Wolves coach Flip Saunders said after Monday's loss in Los Angeles that he's more concerned about his own injury-depleted team and a bench that made rushed decisions and took bad shots in losses to the Clippers, Portland and Milwaukee in the last week.

"Philadelphia's going to win a game, whether it's us or somebody else," Saunders said after Monday's game. "We can't worry about Philadelphia. We just have to worry about ourselves. If we play like we did tonight, we won't beat anyone, it doesn't matter."

Under General Manager Sam Hinkie, the 76ers have ripped their roster down to the studs, trading away such veterans as Young and Evan Turner and remaking their team with endless patience as well as the eternal promise of gathered future draft picks and salary-cap space as well as young players Michael Carter-Williams, Nerlens Noel and Joel Embiid.

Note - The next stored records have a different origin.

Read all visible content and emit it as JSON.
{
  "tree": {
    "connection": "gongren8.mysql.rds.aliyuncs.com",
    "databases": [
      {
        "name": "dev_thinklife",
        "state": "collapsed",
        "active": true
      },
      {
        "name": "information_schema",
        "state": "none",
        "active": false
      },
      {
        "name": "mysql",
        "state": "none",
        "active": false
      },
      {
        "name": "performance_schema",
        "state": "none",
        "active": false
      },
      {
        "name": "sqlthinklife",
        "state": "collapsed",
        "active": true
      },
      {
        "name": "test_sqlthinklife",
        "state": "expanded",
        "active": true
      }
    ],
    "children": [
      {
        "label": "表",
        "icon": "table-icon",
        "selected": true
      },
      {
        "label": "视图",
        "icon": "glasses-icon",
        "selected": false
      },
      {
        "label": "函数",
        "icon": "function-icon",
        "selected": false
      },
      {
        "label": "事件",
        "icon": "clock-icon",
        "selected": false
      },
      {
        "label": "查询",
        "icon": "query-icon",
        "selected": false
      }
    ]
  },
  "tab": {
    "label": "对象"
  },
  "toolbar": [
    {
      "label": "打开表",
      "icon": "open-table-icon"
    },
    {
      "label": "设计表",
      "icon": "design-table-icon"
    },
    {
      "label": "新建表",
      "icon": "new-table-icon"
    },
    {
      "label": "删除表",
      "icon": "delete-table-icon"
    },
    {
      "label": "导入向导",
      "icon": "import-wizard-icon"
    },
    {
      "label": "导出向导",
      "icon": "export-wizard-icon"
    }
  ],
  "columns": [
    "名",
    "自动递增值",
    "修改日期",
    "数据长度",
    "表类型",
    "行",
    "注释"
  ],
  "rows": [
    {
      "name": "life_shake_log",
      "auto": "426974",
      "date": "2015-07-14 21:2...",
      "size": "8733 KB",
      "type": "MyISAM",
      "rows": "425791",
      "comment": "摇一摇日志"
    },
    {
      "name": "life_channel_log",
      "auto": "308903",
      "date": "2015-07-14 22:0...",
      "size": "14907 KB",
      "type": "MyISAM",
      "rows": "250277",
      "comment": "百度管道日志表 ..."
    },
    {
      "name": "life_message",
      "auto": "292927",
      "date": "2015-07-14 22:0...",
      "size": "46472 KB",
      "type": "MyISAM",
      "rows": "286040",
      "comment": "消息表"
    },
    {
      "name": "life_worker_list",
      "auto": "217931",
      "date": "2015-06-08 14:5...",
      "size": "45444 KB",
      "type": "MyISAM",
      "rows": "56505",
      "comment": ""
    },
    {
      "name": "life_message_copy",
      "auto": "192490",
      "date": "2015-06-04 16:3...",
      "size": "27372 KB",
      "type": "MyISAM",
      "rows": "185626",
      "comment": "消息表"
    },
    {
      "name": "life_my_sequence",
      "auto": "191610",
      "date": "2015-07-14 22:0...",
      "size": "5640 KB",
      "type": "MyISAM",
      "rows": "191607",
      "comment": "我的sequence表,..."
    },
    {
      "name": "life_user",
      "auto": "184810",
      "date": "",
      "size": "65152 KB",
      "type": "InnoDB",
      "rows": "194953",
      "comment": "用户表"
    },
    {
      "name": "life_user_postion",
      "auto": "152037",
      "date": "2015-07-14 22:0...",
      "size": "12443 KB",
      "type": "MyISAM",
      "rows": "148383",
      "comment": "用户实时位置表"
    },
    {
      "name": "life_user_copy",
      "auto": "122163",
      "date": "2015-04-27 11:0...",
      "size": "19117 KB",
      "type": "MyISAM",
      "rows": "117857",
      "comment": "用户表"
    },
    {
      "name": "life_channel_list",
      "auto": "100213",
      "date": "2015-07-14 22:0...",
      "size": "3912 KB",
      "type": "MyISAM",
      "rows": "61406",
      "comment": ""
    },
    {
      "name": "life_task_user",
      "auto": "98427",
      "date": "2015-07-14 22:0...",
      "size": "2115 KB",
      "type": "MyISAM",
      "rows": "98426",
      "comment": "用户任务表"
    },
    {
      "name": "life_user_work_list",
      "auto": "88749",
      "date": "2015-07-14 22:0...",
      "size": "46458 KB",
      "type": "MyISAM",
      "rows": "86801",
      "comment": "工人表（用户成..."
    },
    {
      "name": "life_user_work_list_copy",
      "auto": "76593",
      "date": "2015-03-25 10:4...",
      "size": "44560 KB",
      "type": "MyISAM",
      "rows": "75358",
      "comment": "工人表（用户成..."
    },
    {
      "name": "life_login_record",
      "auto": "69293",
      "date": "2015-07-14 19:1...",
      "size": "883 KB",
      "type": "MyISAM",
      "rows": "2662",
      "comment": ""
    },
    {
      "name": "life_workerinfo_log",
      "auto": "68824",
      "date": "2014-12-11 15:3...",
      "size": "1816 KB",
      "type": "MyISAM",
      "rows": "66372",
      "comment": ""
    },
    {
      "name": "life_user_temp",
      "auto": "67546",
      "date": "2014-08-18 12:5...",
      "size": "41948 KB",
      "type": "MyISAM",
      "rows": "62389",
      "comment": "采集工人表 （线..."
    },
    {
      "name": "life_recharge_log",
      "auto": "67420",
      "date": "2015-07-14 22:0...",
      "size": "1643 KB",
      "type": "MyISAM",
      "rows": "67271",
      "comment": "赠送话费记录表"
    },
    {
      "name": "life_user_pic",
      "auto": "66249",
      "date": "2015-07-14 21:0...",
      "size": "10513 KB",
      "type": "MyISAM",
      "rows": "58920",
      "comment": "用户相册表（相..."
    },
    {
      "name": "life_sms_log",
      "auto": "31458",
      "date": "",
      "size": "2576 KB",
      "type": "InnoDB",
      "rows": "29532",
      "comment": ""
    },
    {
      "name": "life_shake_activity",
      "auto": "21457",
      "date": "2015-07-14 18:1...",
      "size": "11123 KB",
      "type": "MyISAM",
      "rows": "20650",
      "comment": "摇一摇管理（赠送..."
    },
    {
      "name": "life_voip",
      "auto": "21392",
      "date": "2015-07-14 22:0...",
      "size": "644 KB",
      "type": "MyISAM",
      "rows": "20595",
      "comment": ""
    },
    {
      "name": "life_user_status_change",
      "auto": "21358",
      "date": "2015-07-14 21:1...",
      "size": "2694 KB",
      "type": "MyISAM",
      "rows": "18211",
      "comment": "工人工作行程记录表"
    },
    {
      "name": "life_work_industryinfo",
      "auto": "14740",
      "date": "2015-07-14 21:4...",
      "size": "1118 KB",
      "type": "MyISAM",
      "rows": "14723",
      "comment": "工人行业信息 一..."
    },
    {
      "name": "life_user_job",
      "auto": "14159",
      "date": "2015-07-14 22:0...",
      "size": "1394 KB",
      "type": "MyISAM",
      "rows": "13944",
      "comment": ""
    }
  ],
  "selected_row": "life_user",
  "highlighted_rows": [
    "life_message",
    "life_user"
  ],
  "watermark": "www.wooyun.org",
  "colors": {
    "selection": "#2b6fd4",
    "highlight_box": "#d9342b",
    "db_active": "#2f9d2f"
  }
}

They waited an entire season for Noel to heal and now appear prepared to do the same with Embiid. Noel was the sixth pick in the 2013 draft, Embiid the third in 2014.

Philadelphia coach Brett Brown, a former San Antonio Spurs assistant, said after Saturday's 110-103 loss to Dallas — No. 16 in the winless streak — that he doesn't want his players worrying about breaking any record and said he respects them "because their spirit has not been broken."

If it had been, the 76ers probably wouldn't have fought back from 24 points behind and pulled within five points late in Monday's loss to a Spurs team playing without Tim Duncan and Tony Parker.

"I've seen lots of teams, at every level, just give in and give up," Spurs coach Gregg Popovich said after Monday's game. "These guys came at us with everything."

The 76ers did so with Noel and leading scorer Tony Wroten out injured. The Wolves themselves once again will be without starters Ricky Rubio, Kevin Martin and Nikola Pekovic.

"We just have to get through this period," Brown said after Monday's game. "It is more difficult going through it now than we all had guessed, but it's important we don't blink."

Williams has been on both sides of streaks. He played for Cleveland when the Cavs set an NBA record for consecutive defeats by losing 26 the season after LeBron James left for Miami.

"You don't forget something like that; we beat the Clippers actually," said Williams, who coincidentally was traded to the Clippers 13 days later. "I'm fully aware of how big this game is on Wednesday."

He was told the 76ers need a victory, badly.

"Well, we need to win, too," Williams said. "It should be a good game."